Tom Fine has a tendency, which he should learn to control, to shoot from the hip. He has previously condemned the highly regarded transfers of Ward Marston, Mark Obert-Thorne and David Lennick on Naxos. The time has come to call his bluff. Let him give us a list of reissues he condemns by these restoration engineers and others (e.g, Seth Winner, Roger Beardsley et al.). I say he hasn't a clue as to what is involved in this kind of work and that he appears to be ignorant and abusive. Tom's reputation is based on the fact that he is an expert on mommy and daddy. We know nothing of his own work, not even the name of his company.
Clark Johnson does a better job of protecting himself, but he too is short on factual examples, critiques of the best works of restoration.
I say to both of you, Put up or shut up!
Kind regards,
Steve Abrams
----- Original Message ----- From: "Clark Johnsen" <clarkjohnsen@xxxxxxxxx>
To: <ARSCLIST@xxxxxxxxxxxxxxxx>
Sent: Friday, October 24, 2008 6:02 PM
Subject: Re: [ARSCLIST] Cedar, was: Aren't recordings original sources?
On Thu, Oct 23, 2008 at 7:29 PM, Tom Fine <tflists@xxxxxxxxxxxxxxxxxxx>wrote:
Well, I'm certainly not vain enough to speak for anyone else on this list, but ...
Then we apparently don't have on this list the majority of reissue producers and remastering engineers out there. Their lousy work speaks for itself.
And there you have it!
But one must wonder whether joining this list would serve the cause.
Perhaps an outreach effort should be made?
clark
-- Tom Fine
----- Original Message ----- From: "Parker Dinkins" < parker@xxxxxxxxxxxxxxxxx> To: <ARSCLIST@xxxxxxxxxxxxxxxx> Sent: Thursday, October 23, 2008 6:20 PM
Subject: Re: [ARSCLIST] Cedar, was: Aren't recordings original sources?
I think most people here are aware of all that.

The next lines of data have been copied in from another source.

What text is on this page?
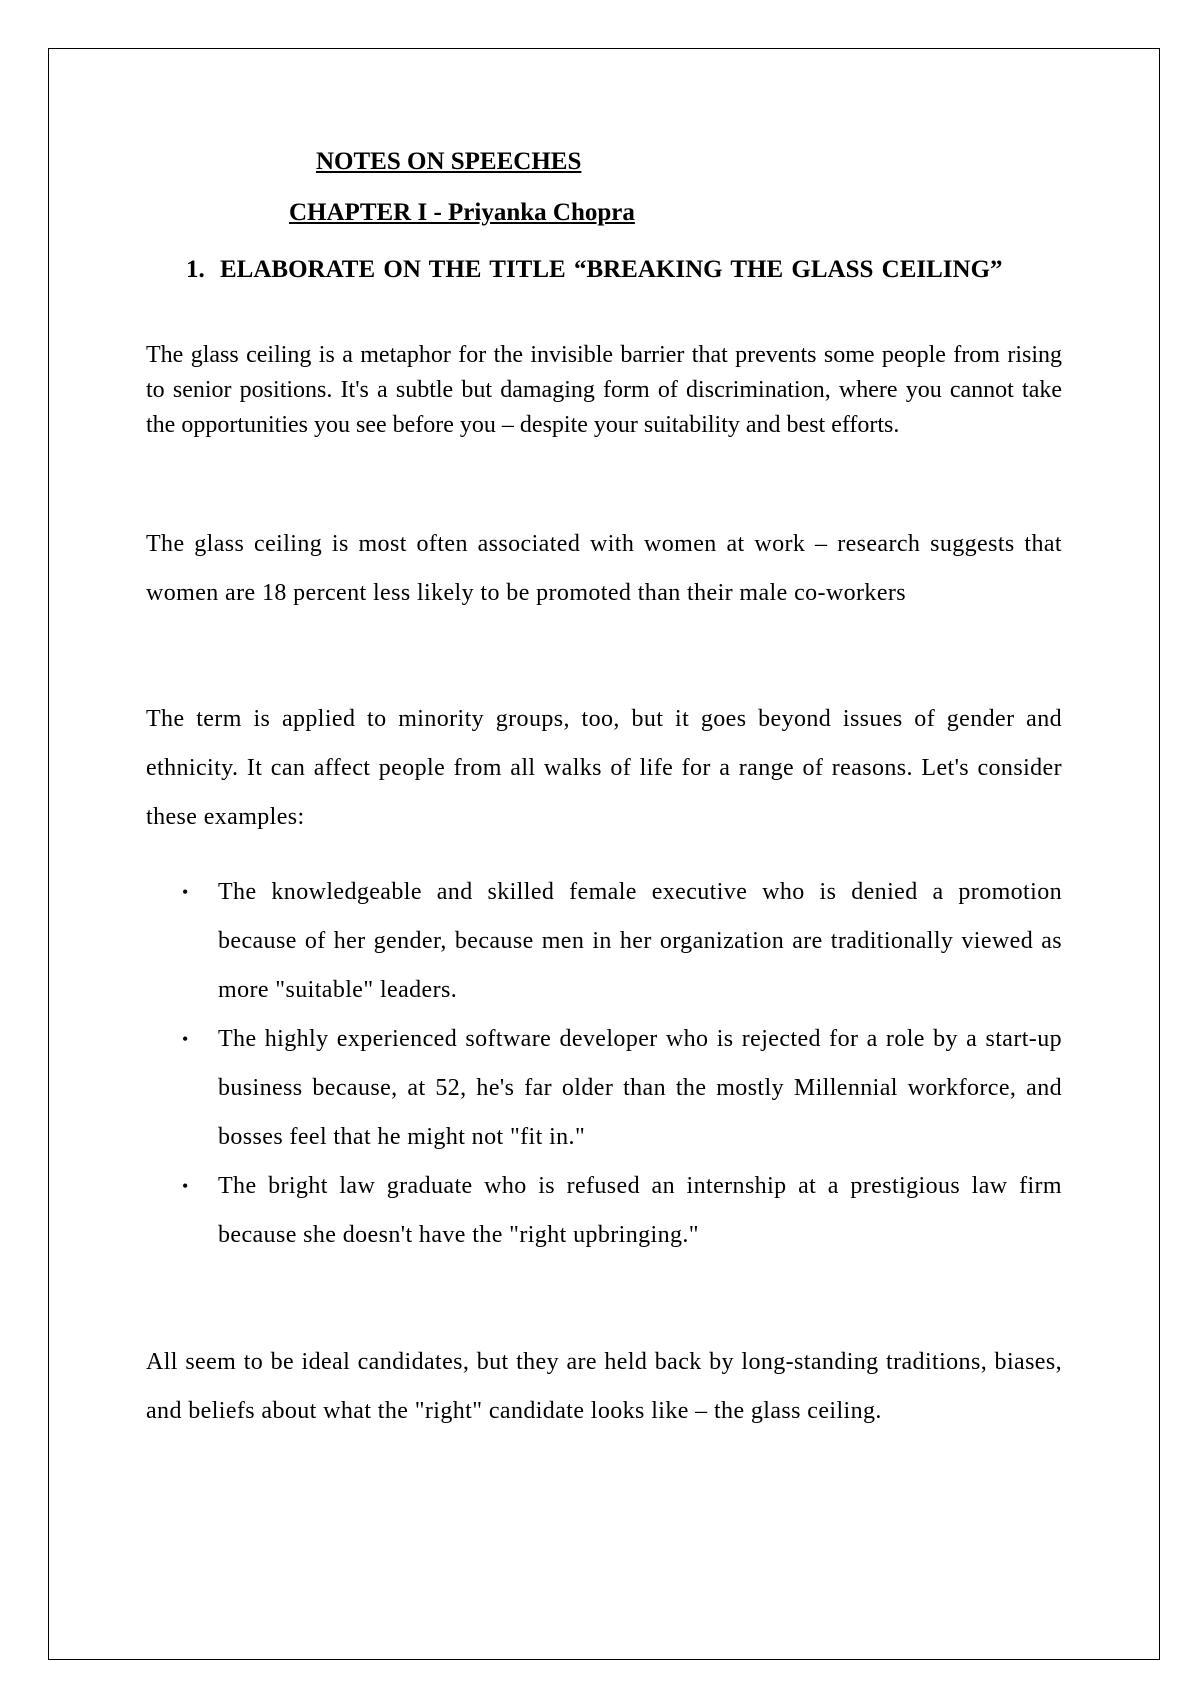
NOTES ON SPEECHES
CHAPTER I - Priyanka Chopra
1. ELABORATE ON THE TITLE “BREAKING THE GLASS CEILING”

The glass ceiling is a metaphor for the invisible barrier that prevents some people from rising to senior positions. It's a subtle but damaging form of discrimination, where you cannot take the opportunities you see before you – despite your suitability and best efforts.

The glass ceiling is most often associated with women at work – research suggests that women are 18 percent less likely to be promoted than their male co-workers

The term is applied to minority groups, too, but it goes beyond issues of gender and ethnicity. It can affect people from all walks of life for a range of reasons. Let's consider these examples:

•	The knowledgeable and skilled female executive who is denied a promotion because of her gender, because men in her organization are traditionally viewed as more "suitable" leaders.
•	The highly experienced software developer who is rejected for a role by a start-up business because, at 52, he's far older than the mostly Millennial workforce, and bosses feel that he might not "fit in."
•	The bright law graduate who is refused an internship at a prestigious law firm because she doesn't have the "right upbringing."

All seem to be ideal candidates, but they are held back by long-standing traditions, biases, and beliefs about what the "right" candidate looks like – the glass ceiling.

-- Parker Dinkins CD Mastering + Audio Restoration http://masterdigital.com
on 10/23/08 3:53 PM US/Central, Tom Fine wrote:
Not when it's overused and sucks what little life is left out of thesound. With all digital NR, it's a very fine line between slightly improving clarity and sucking the air, space and depth out of the sound. My own bias is always toward less but I've made and heard others' examples of judicious use of digi-tools where audibility and clarity are improved. Rare with well-recorded full-range music; the trained ear seems to prefer some hiss or surface noise with the entire pallet of music as opposed to a quieter background with some colors muted.
-- Tom Fine
----- Original Message ----- From: "Parker Dinkins" <parker@xxxxxxxxxxxxxxxxx> To: <ARSCLIST@xxxxxxxxxxxxxxxx> Sent: Thursday, October 23, 2008 3:52 PM Subject: Re: [ARSCLIST] Cedar, was: Aren't recordings original sources?
Tom Fine wrote:
Also, many 78 transfers made for CD sets are awful. People do seem tolop off the bass -- these records had plenty of low end, it was the TOP end where they had no musical content. Yet people roll off the bass (maybe because they have rumble-plagued playback systems) and crank up the EQ on the upper midrange, which just accentuates the surface noise and unnatural resonances from the original recording devices. Then you apply an overly aggressive treatment with CEDAR or whatever else and you get ... crap.
Seems like CEDAR would be just what is required after all that torture.